In celebration of its 12th year in Singapore, Din Tai Fung has unveiled 12 new dishes which are exclusively available at their flagship restaurant in Paragon Orchard.
Spearheaded by a team of passionate chefs and food technologist, the new creations took an entire year to develop and take form. These dishes are in line with Din Tai Fung’s approach to food- simple, harmonious and balanced. Out of the 12 new items, 5 of them are suitable for vegetarians to enjoy.
We started the meal with 4 chilled starters, which were all very refreshing and healthy. The Chinese Yam Steep in Umeshu & Cherry Tomato Dressing ($7.80) took me by surprised upon my first mouthful. The flavours were amazing! Chinese Yam is steeped in Japanese plum wine for 12 hours for a hint of sweet-sour tang, then topped with cherry tomato dressing for a touch of sweetness. Chinese Yam is high in nutrients and fibre, aids digestion and boost immunity.
The Refreshing Bittergourd Marinated with Black Bean Sauce ($5.50) comprises of bittergourd that has been generously marinated with a specially concocted black bean sauce. Each piece of bittergourd is identically sized to ensure consistency during the cooking process resulting in consistent texture. Despite it numerous health benefits, I usually steer away from this nutritious vegetable, however, thanks to Din Tai Fung’s robust marinade, the bitterness was toned down and I found myself reaching for a couple more.

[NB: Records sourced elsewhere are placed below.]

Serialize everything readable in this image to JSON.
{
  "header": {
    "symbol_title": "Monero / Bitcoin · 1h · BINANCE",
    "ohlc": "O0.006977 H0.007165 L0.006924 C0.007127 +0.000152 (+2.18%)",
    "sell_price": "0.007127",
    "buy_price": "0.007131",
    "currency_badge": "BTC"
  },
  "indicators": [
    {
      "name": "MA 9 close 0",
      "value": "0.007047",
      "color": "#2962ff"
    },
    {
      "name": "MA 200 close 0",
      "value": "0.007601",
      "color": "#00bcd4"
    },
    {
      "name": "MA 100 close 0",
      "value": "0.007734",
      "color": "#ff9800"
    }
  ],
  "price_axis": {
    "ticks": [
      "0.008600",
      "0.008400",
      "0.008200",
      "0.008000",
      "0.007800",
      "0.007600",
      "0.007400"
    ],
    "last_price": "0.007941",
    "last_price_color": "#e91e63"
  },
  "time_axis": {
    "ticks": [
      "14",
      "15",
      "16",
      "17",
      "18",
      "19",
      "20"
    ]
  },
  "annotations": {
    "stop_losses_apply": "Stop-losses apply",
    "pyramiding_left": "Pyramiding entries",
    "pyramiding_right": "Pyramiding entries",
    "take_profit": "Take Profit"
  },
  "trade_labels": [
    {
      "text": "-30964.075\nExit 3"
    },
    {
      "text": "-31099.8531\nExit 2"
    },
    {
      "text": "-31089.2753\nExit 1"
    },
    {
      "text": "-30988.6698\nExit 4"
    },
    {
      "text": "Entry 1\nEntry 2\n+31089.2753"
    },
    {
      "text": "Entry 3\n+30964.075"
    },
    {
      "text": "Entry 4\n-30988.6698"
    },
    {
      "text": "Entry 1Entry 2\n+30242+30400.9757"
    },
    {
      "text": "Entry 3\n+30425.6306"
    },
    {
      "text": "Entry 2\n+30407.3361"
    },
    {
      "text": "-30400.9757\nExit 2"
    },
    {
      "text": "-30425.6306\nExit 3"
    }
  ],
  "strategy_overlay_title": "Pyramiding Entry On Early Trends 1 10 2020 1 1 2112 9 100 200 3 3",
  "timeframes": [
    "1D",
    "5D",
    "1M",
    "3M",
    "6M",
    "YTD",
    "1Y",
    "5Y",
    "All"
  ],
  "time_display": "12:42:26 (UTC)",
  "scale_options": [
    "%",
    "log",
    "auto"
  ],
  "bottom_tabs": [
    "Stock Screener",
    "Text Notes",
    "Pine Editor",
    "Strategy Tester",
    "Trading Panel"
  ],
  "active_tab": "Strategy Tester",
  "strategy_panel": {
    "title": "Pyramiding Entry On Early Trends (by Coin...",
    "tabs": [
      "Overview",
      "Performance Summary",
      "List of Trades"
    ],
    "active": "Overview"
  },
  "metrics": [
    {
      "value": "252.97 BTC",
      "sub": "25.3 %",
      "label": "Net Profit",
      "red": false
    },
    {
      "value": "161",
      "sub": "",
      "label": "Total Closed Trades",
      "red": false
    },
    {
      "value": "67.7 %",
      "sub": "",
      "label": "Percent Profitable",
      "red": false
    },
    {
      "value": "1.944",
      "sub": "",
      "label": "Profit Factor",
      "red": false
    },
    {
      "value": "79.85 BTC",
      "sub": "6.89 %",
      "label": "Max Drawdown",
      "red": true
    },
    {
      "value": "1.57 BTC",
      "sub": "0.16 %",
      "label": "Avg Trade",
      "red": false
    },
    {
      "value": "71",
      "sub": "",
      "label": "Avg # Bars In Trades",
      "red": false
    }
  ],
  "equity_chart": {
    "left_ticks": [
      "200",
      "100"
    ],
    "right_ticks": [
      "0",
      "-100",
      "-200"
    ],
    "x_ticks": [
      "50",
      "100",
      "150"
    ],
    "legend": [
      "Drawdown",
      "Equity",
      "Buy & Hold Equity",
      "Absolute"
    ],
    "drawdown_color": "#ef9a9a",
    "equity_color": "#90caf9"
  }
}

Simplicity is the ultimate form of sophistication. In the Cucumber Dressed with Garlic & Chilli Oil ($5.30), fresh Japanese cucumbers are paired harmoniously with garlic and chilli oil. The slight heat and robust dressing highlights the natural sweetness of the cucumbers. The texture of the Japanese cucumbers were wonderful- each bite rewards with a resounding crunch. My personal favourite among the 4 new appetizers.